Contraloría de Bogotá alerta riesgo fiscal en contrato de $6.643 millones para máquinas extintoras de Bomberos

La Contraloría de Bogotá advirtió sobre un riesgo fiscal latente en el contrato para la adquisición de siete máquinas extintoras de incendios por parte del Cuerpo Oficial de Bomberos de Bogotá, cuyo plazo de ejecución finaliza este viernes 15 de agosto, tras una prórroga, y que aún no cuenta con los chasises en Colombia para iniciar el ensamblaje de los vehículos.

Este contrato, considerado clave para fortalecer la capacidad de respuesta de la ciudad ante emergencias y modernizar el parque automotor de Bomberos, fue firmado con el propósito de atender una de las principales recomendaciones del Plan Estratégico de Seguridad y Emergencias: reemplazar equipos obsoletos y aumentar la cobertura en localidades con mayor riesgo de incendios estructurales y forestales.

En una carta enviada a la directora de Bomberos, Paula Henao —y con copia al alcalde mayor, Carlos Fernando Galán—, el contralor distrital, Julián Mauricio Ruiz, manifestó que “los siete vehículos extintores contratados no estarán en condiciones de ser entregados por el contratista, recibidos por la ciudad ni aptos para entrar en operación el 15 de agosto de 2025”, lo que, a su juicio, configura un posible incumplimiento con repercusiones en el patrimonio público y en la capacidad operativa del servicio de emergencias.

Aunque los chasises ya fueron fabricados en Estados Unidos, aún deben ser trasladados desde Miami a Cartagena vía marítima, movilizados por tierra hasta Bogotá y posteriormente ensamblados.
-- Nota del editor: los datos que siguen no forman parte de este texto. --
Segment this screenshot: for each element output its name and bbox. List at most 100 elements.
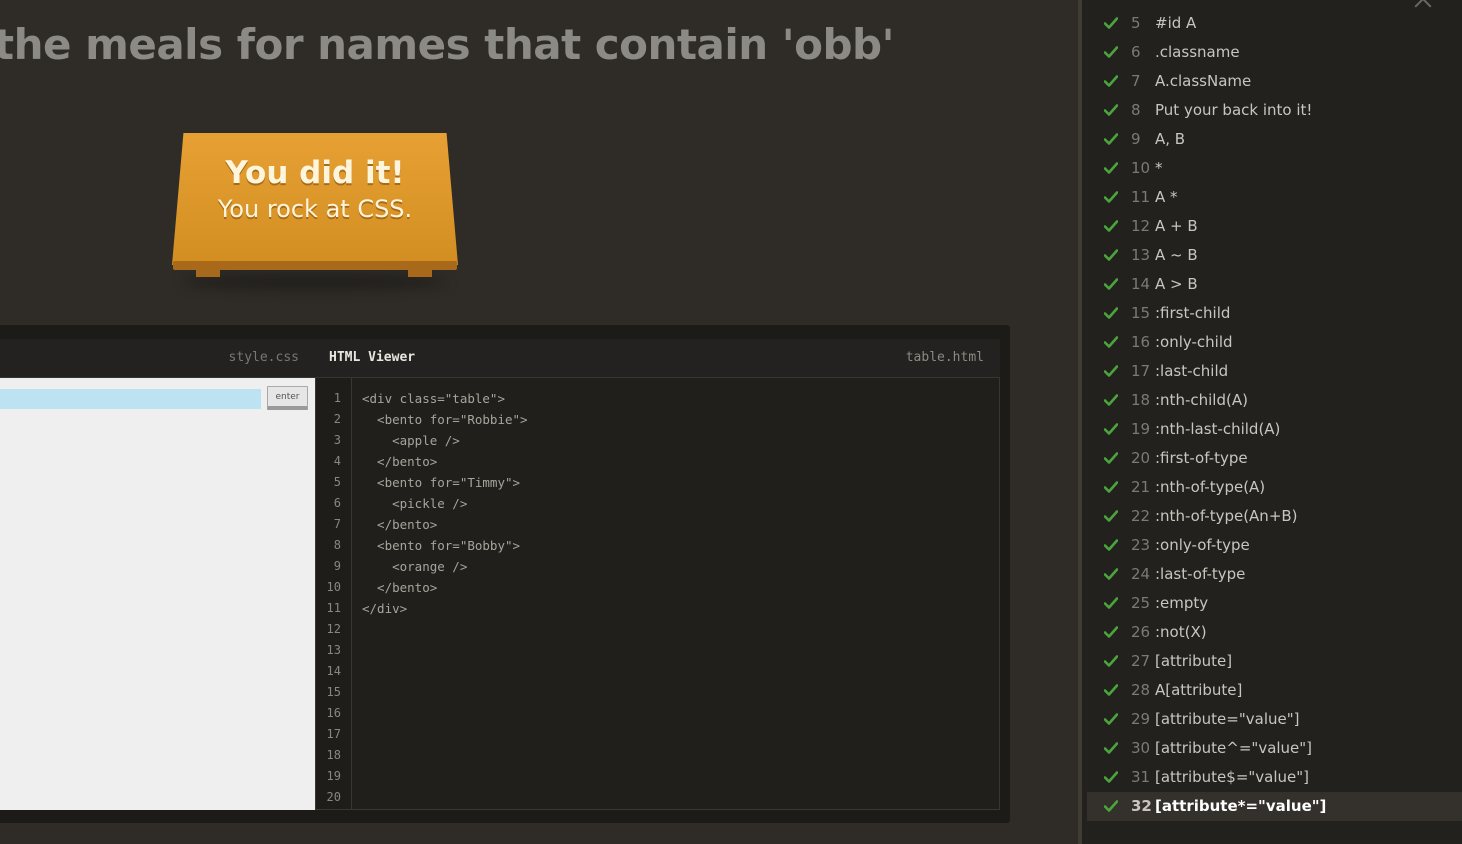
level-number: 31 [1131, 768, 1151, 786]
level-name: :not(X) [1155, 623, 1207, 641]
level-number: 32 [1131, 797, 1152, 815]
level-item-27[interactable]: 27 [attribute] [1087, 647, 1462, 676]
level-name: [attribute$="value"] [1155, 768, 1310, 786]
level-number: 30 [1131, 739, 1151, 757]
level-item-20[interactable]: 20:first-of-type [1087, 444, 1462, 473]
level-item-10[interactable]: 10 * [1087, 154, 1462, 183]
level-item-14[interactable]: 14 A > B [1087, 270, 1462, 299]
code-line[interactable]: <orange /> [362, 556, 528, 577]
level-item-15[interactable]: 15:first-child [1087, 299, 1462, 328]
checkmark-icon [1104, 104, 1118, 116]
level-name: [attribute^="value"] [1155, 739, 1313, 757]
code-line[interactable]: <bento for="Robbie"> [362, 409, 528, 430]
level-item-13[interactable]: 13 A ~ B [1087, 241, 1462, 270]
level-name: :first-of-type [1155, 449, 1248, 467]
level-item-8[interactable]: 8 Put your back into it! [1087, 96, 1462, 125]
code-line[interactable]: <apple /> [362, 430, 528, 451]
code-line[interactable]: </bento> [362, 577, 528, 598]
level-number: 6 [1131, 43, 1141, 61]
level-item-23[interactable]: 23:only-of-type [1087, 531, 1462, 560]
css-editor-pane: enter [0, 378, 315, 810]
level-item-28[interactable]: 28 A[attribute] [1087, 676, 1462, 705]
level-item-6[interactable]: 6 .classname [1087, 38, 1462, 67]
level-name: :nth-of-type(An+B) [1155, 507, 1298, 525]
checkmark-icon [1104, 220, 1118, 232]
level-name: A > B [1155, 275, 1198, 293]
level-item-12[interactable]: 12 A + B [1087, 212, 1462, 241]
level-item-7[interactable]: 7 A.className [1087, 67, 1462, 96]
level-item-26[interactable]: 26:not(X) [1087, 618, 1462, 647]
level-number: 11 [1131, 188, 1151, 206]
html-filename: table.html [905, 350, 984, 365]
checkmark-icon [1104, 394, 1118, 406]
level-item-9[interactable]: 9 A, B [1087, 125, 1462, 154]
level-item-29[interactable]: 29 [attribute="value"] [1087, 705, 1462, 734]
code-line[interactable]: </bento> [362, 451, 528, 472]
checkmark-icon [1104, 771, 1118, 783]
checkmark-icon [1104, 742, 1118, 754]
checkmark-icon [1104, 249, 1118, 261]
html-markup: <div class="table"> <bento for="Robbie">… [362, 388, 528, 619]
line-number: 9 [333, 559, 341, 573]
level-item-19[interactable]: 19:nth-last-child(A) [1087, 415, 1462, 444]
checkmark-icon [1104, 46, 1118, 58]
level-sidebar: 5 #id A 6 .classname 7 A.className 8 Put your b… [1082, 0, 1462, 844]
level-name: * [1155, 159, 1163, 177]
level-number: 10 [1131, 159, 1151, 177]
level-item-30[interactable]: 30 [attribute^="value"] [1087, 734, 1462, 763]
checkmark-icon [1104, 713, 1118, 725]
level-item-18[interactable]: 18:nth-child(A) [1087, 386, 1462, 415]
code-line[interactable]: <bento for="Bobby"> [362, 535, 528, 556]
level-item-24[interactable]: 24:last-of-type [1087, 560, 1462, 589]
checkmark-icon [1104, 423, 1118, 435]
code-line[interactable]: <div class="table"> [362, 388, 528, 409]
level-number: 5 [1131, 14, 1141, 32]
level-number: 21 [1131, 478, 1151, 496]
html-viewer-pane: 1 2 3 4 5 6 7 8 9 10 11 12 13 14 15 16 17 18 19 20 <div cla… [315, 378, 1000, 810]
level-item-17[interactable]: 17:last-child [1087, 357, 1462, 386]
level-item-11[interactable]: 11 A * [1087, 183, 1462, 212]
level-item-32[interactable]: 32 [attribute*="value"] [1087, 792, 1462, 821]
level-number: 24 [1131, 565, 1151, 583]
code-line[interactable]: </bento> [362, 514, 528, 535]
code-editor: style.css HTML Viewer table.html enter 1… [0, 325, 1010, 823]
level-name: .classname [1155, 43, 1240, 61]
level-name: Put your back into it! [1155, 101, 1313, 119]
code-line[interactable]: </div> [362, 598, 528, 619]
level-item-16[interactable]: 16:only-child [1087, 328, 1462, 357]
checkmark-icon [1104, 655, 1118, 667]
level-item-21[interactable]: 21:nth-of-type(A) [1087, 473, 1462, 502]
line-number-gutter: 1 2 3 4 5 6 7 8 9 10 11 12 13 14 15 16 17 18 19 20 [316, 378, 352, 809]
level-item-25[interactable]: 25:empty [1087, 589, 1462, 618]
level-item-31[interactable]: 31 [attribute$="value"] [1087, 763, 1462, 792]
level-number: 17 [1131, 362, 1151, 380]
level-number: 23 [1131, 536, 1151, 554]
level-number: 25 [1131, 594, 1151, 612]
checkmark-icon [1104, 452, 1118, 464]
level-name: A[attribute] [1155, 681, 1243, 699]
level-number: 27 [1131, 652, 1151, 670]
checkmark-icon [1104, 278, 1118, 290]
code-line[interactable]: <bento for="Timmy"> [362, 472, 528, 493]
level-number: 28 [1131, 681, 1151, 699]
level-item-5[interactable]: 5 #id A [1087, 9, 1462, 38]
css-selector-input[interactable] [0, 389, 261, 409]
table-leg-right [408, 269, 432, 277]
level-name: :nth-child(A) [1155, 391, 1248, 409]
line-number: 7 [333, 517, 341, 531]
level-item-22[interactable]: 22:nth-of-type(An+B) [1087, 502, 1462, 531]
line-number: 2 [333, 412, 341, 426]
line-number: 6 [333, 496, 341, 510]
line-number: 1 [333, 391, 341, 405]
code-line[interactable]: <pickle /> [362, 493, 528, 514]
level-number: 15 [1131, 304, 1151, 322]
level-number: 29 [1131, 710, 1151, 728]
win-table: You did it! You rock at CSS. [172, 133, 458, 293]
level-name: #id A [1155, 14, 1197, 32]
level-number: 13 [1131, 246, 1151, 264]
level-name: [attribute="value"] [1155, 710, 1300, 728]
level-name: [attribute*="value"] [1155, 797, 1327, 815]
enter-button[interactable]: enter [267, 386, 308, 410]
line-number: 16 [326, 706, 341, 720]
checkmark-icon [1104, 336, 1118, 348]
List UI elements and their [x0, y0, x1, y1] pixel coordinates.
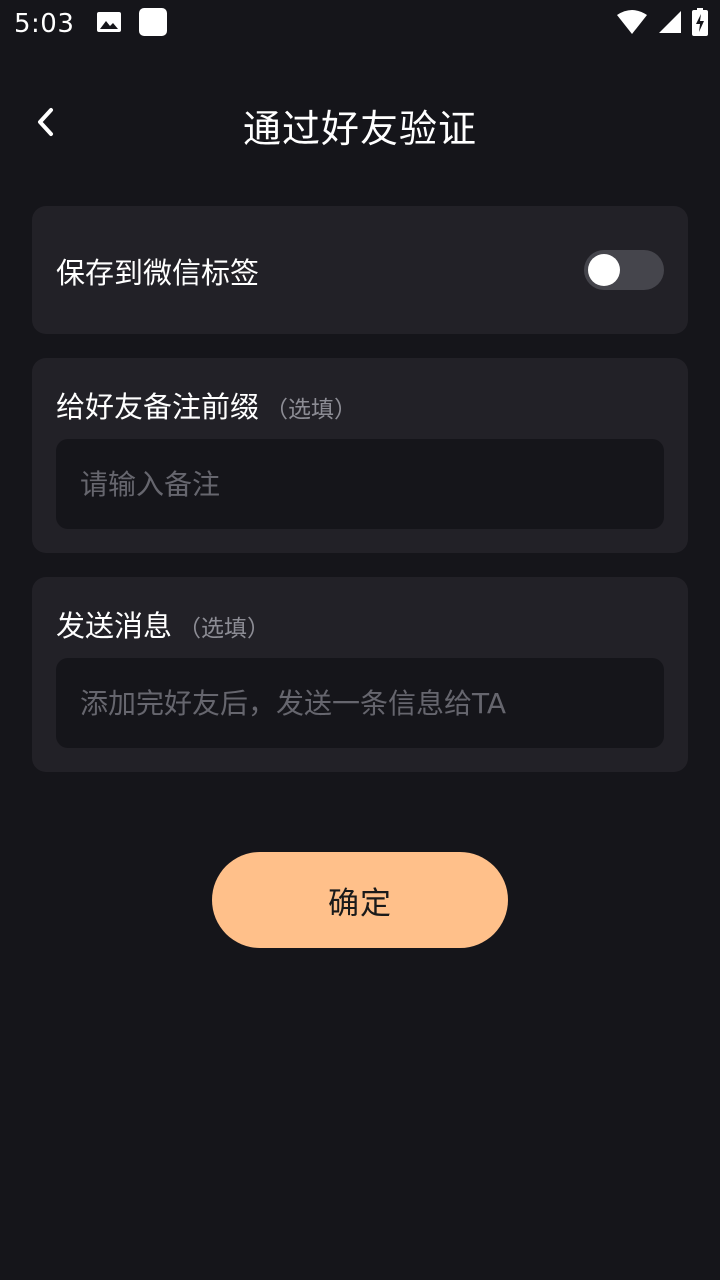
switch-knob [588, 254, 620, 286]
wifi-icon [616, 9, 648, 39]
app-square-icon [138, 7, 168, 41]
message-optional-hint: （选填） [178, 616, 271, 642]
remark-card: 给好友备注前缀 （选填） [32, 358, 688, 553]
message-label-text: 发送消息 [56, 609, 173, 643]
remark-label-text: 给好友备注前缀 [56, 390, 260, 424]
status-bar: 5:03 [0, 0, 720, 48]
status-system-icons [616, 0, 708, 48]
page-title: 通过好友验证 [242, 107, 477, 151]
confirm-button[interactable]: 确定 [212, 852, 508, 948]
status-notification-icons [96, 7, 168, 41]
remark-optional-hint: （选填） [265, 397, 358, 423]
battery-charging-icon [692, 8, 708, 40]
save-tag-label: 保存到微信标签 [56, 256, 260, 290]
message-input[interactable] [56, 658, 664, 748]
nav-bar: 通过好友验证 [0, 78, 720, 168]
save-tag-switch[interactable] [584, 250, 664, 290]
remark-label: 给好友备注前缀 （选填） [56, 384, 357, 426]
cell-signal-icon [658, 10, 682, 38]
message-card: 发送消息 （选填） [32, 577, 688, 772]
message-label: 发送消息 （选填） [56, 603, 270, 645]
save-tag-card: 保存到微信标签 [32, 206, 688, 334]
remark-input[interactable] [56, 439, 664, 529]
status-time: 5:03 [14, 9, 75, 39]
image-icon [96, 11, 122, 37]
A ello se suman las pruebas técnicas y la capacitación del personal que operará las máquinas, procesos necesarios antes de su entrega oficial y entrada en funcionamiento.

El órgano de control recordó que el contrato incluye un anticipo de $6.643 millones, amparado por una póliza de cumplimiento que garantiza su devolución en caso de incumplimiento. El plazo para hacer efectiva esta póliza vence el 15 de diciembre de 2025.

La Contraloría enfatizó que se abstiene de dar instrucciones operativas para no interferir en la gestión administrativa de la entidad contratante; sin embargo, subrayó que es su deber institucional dejar constancia clara y oportuna del riesgo fiscal que, a su juicio, hoy rodea la ejecución del contrato.

En caso de no concretarse la entrega de las máquinas en el plazo contractual, Bogotá podría enfrentar una reducción temporal en su capacidad de respuesta ante emergencias, especialmente en temporadas críticas como la de sequías o eventos de aglomeración masiva, donde se incrementa el riesgo de incendios.